New Light of Myanmar
- Type: Daily newspaper
- Format: Tabloid
- Owner: Government
- Founded: 12 January 1964
- Language: English
- Headquarters: 150 Ngarhtatgyi Pagoda St., Bahan, Yangon 11201
- Circulation: 10,000+
- Website: www.gnlm.com.mm

= New Light of Myanmar =

Newspaper

The New Light of Myanmar (/my/; formerly The New Light of Burma) rebranded as The Global New Light of Myanmar is a government-owned newspaper published by the Ministry of Information and based in Yangon, Myanmar.

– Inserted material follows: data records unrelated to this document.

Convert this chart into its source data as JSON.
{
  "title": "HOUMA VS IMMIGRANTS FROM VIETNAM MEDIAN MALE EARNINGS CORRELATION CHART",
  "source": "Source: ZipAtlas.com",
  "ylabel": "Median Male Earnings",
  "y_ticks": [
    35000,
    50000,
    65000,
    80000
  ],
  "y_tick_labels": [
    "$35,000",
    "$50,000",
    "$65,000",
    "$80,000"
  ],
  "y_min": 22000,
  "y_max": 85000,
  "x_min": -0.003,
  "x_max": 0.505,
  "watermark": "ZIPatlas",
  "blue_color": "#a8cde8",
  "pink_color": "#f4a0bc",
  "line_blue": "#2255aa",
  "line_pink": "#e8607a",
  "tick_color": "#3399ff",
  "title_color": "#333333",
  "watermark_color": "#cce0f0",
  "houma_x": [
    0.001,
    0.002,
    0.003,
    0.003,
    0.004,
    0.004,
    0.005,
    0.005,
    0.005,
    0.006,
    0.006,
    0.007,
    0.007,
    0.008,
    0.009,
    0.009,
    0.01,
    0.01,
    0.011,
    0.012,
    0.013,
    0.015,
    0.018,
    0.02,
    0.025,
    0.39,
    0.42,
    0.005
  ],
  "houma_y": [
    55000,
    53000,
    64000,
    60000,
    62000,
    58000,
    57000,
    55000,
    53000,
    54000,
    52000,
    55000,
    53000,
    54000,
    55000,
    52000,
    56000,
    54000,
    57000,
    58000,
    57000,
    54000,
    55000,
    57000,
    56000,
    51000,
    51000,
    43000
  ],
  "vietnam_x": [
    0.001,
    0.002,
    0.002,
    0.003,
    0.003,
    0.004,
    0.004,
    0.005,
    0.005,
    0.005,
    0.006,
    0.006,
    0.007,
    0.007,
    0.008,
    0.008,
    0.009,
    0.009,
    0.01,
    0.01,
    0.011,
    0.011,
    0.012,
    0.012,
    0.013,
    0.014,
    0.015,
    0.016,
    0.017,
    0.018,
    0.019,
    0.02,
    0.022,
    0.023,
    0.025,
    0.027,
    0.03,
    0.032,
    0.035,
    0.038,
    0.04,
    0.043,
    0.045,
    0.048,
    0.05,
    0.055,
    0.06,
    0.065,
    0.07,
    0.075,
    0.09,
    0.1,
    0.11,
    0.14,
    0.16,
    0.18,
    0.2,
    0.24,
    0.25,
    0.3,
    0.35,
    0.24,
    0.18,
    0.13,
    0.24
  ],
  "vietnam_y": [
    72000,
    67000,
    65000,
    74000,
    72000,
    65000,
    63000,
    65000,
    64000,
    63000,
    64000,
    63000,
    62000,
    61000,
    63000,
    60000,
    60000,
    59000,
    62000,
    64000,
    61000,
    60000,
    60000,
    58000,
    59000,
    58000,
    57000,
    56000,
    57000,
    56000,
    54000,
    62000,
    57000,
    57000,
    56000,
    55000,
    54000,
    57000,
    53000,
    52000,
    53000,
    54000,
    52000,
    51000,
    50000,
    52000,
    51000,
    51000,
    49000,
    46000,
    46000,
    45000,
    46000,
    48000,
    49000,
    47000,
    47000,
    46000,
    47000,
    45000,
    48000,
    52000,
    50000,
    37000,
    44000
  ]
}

The New Light of Myanmar has been described as being propaganda for the Tatmadaw and the government, and features many articles about military officials. The majority of domestic news articles comes from the state-run Myanmar News Agency (MNA), whilst most international articles come from news services, particularly Reuters, which are published after censorship by the MNA.

==History==
The counterpart of the Myanmar-language Myanmar Alin (မြန်မာ့အလင်း), the New Light of Myanmar is claimed by its editors to be the oldest English-language daily, first published on 12 January 1964 as The Working People's Daily. The newspaper took its current name on 17 April 1993.

According to Bertil Lintner of The Irrawaddy, another New Light of Myanmar had been founded in 1914, published initially as a magazine before becoming a newspaper. It was managed by U Tin from 1920 to 1947. The newspaper was shut down by the military junta in 1969.